Time To Go?

As a longtime Java developer, I had missed the introduction of Google’s Go language. With some recent changes in my work priorities, I am now looking at it, and thought I would share my first impressions.

Go Features I Like

If I had to pick one feature of Go that I really like and wish Java would adopt, it would be multivariable assignment.

There are a number of common use cases in which the program needs to obtain multiple pieces of information from a single call. In Java, you do these by creating a single object to hold these. For example, to iterate through a map, you could write something like this:

int highestScore = -1;
String winner = null;
for (Map.Entry<String,Integer> entry : scores.entrySet()) {
    if (entry.key() > highestScore) {
        winner = entry.getKey();
        highestScore = entry.getValue();
    }
}

or if you wanted multiple values from a method,

Pair<String,Integer> highest = getHighestScore();
System.out.printf("%s is the winner, with a score of %d!%n", 
                  highest.first, highest.second);

In both cases, the program needs to allocate an object on the heap to hold the values, and then garbage collect it afterwards. If you do this a lot, it could well make a difference in performance, but in any case, it certainly adds to the code that needs to be written. Go, on the other hand, takes a feature of Python and handles this more simply:

highestScore := -1
var winner string
for contestant,score := range scores {
    if score > highestScore {
        winner = contestant
        highestScore = score
    }
}

or

name,score := GetHighestScore()
fmt.Printf("%s is the winner, with a score of %d!\n", name, score)

both of which are simpler and avoid the extra allocation.

But this is hardly the only place where I am feeling a bit of feature envy. An occasional source for errors in Java is the confusion over variable initialization. Fields are initialized by default to a sensible zero value, whether literally zero for numbers, or null for allocated values. Local variables in methods, on the other hand, are not – and this can sometimes lead to incorrect programs when the programmer forgets to initialize a local variable. Good IDEs may warn of such cases, but cannot always be accurate in their paths.

I will also note that the Go designers must have tired of the constant wars over whether opening braces belong on the same line as a block statement, or go on the next line in order to align with the closing brace. In Go, the following results in a compiler error:

if score > highestScore 
{
    winner = contestant
    highestScore = score
}

which stops those arguments cold.

Go Features I Don’t Like

If you are a Java coder, you might have been thrown a bit by multiple ways of defining and setting variables in the above code. The most obvious confusion would be the following:

highestScore := -1
    :
    :
highestScore = score

The first of these lines defines the variable highestScore, inferring that it is an int. The second assigns a new value to that same variable. Think about that for a minute. You have to use one operator to define a variable and another to give it a new value. Of course, there is another way to do this:

var highestScore = -1

would do the exact same thing as that first line, above. And if you want just to use the default value, you can do so without assignment, but that means that you need to be explicit as to the type:

var highestScore int

Which makes four different ways to define/set variables, as opposed to just one in Java, which is a bit disconcerting.

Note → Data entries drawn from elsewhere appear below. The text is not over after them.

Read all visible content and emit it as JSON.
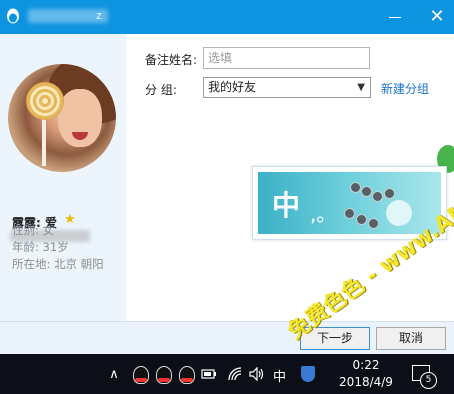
{
  "titlebar": {
    "title_fragment": "z",
    "close_glyph": "✕"
  },
  "profile": {
    "nickname": "露露: 爱",
    "gender": "性别: 女",
    "age": "年龄: 31岁",
    "location": "所在地: 北京  朝阳"
  },
  "form": {
    "remark_label": "备注姓名:",
    "remark_placeholder": "选填",
    "group_label": "分   组:",
    "group_value": "我的好友",
    "new_group_link": "新建分组"
  },
  "ad": {
    "text_main": "中",
    "text_dot": ",。"
  },
  "buttons": {
    "next": "下一步",
    "cancel": "取消"
  },
  "taskbar": {
    "ime_label": "中",
    "time": "0:22",
    "date": "2018/4/9",
    "notification_count": "5"
  },
  "watermark": {
    "text": "免费色色 - www.AMFsese.com"
  },
  "colors": {
    "titlebar": "#0d94e0",
    "link": "#1a73c9",
    "taskbar": "#0c0f18",
    "star": "#f2b705"
  }
}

Of course, that’s just part of the learning curve. There is one feature of the language that I absolutely hate: no support for exceptions. To be sure, there is something called panic, which is kind of like an exception, but that is used for really extraordinary conditions, on the order of null pointer exceptions and array index out-of-bounds, which generally indicate something that is likely unrecoverable. But normal I/O errors, such as file-not-found return error codes.

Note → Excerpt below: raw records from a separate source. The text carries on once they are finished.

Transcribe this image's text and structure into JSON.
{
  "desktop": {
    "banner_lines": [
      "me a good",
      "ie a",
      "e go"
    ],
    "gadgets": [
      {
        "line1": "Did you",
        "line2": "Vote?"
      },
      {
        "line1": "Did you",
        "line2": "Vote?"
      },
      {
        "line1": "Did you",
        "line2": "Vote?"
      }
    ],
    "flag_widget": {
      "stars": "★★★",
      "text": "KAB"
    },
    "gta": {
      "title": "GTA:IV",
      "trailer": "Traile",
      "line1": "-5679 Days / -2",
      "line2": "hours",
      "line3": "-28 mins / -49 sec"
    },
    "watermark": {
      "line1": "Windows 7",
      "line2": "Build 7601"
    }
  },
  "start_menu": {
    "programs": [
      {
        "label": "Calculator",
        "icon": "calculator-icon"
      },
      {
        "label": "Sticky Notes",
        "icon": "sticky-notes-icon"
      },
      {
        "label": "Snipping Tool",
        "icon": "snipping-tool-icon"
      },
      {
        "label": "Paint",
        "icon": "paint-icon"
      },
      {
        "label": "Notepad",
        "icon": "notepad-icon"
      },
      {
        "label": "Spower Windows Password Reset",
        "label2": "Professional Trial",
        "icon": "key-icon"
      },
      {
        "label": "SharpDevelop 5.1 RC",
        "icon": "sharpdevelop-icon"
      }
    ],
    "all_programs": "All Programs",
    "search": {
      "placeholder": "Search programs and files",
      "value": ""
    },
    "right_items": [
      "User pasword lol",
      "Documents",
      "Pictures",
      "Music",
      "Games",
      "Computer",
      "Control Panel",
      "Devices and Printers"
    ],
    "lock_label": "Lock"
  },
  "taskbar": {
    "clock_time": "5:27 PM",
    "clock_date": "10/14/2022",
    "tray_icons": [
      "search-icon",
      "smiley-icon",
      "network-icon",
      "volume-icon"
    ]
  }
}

Now for a few decades, the rule has generally been to use exceptions to handle exceptional conditions. Error codes, we’ve been told, should be avoided for a number of reasons, including the likelihood that they will be ignored. Exceptions are not as easily ignored, as you have no choice but to handle them somehow, or have the program exit.

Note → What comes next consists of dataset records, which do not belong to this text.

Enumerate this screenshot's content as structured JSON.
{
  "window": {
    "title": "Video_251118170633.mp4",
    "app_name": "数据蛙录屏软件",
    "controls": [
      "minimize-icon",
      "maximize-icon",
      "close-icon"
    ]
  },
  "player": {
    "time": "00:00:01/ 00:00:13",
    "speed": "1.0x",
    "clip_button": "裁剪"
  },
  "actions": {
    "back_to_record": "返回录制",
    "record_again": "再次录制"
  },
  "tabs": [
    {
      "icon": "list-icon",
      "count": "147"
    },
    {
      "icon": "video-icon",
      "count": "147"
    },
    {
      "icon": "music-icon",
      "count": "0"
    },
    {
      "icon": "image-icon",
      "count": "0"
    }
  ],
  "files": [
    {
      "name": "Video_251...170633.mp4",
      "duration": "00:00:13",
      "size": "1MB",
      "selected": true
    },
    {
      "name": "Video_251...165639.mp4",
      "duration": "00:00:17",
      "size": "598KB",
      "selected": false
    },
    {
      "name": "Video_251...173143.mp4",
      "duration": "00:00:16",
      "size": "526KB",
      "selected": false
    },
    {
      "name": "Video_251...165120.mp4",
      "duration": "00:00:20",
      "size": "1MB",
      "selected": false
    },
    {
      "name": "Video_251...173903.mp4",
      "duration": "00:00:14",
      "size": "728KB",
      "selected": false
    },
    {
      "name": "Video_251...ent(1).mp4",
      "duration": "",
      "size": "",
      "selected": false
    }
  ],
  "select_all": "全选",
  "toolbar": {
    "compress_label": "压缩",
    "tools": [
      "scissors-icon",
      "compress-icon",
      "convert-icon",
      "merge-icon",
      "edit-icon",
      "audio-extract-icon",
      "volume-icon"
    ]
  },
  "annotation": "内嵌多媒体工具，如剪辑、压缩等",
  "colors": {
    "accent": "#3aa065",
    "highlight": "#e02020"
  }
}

Of course, another reason to avoid them has been the reality that in most languages, you have the choice of returning a real result or an error code, but not both. Apparently, the ability to return multiple results led the language designers to return an error code in addition to a result, meaning that the caller needs to check it:

f, err := os.Open(filename)
if err != nil {
    return err
}

which is really ugly.

But what really concerns me is the implications for writing clean code in Go. In a future post, I will go into some problems I see and my initial thoughts on how to resolve them.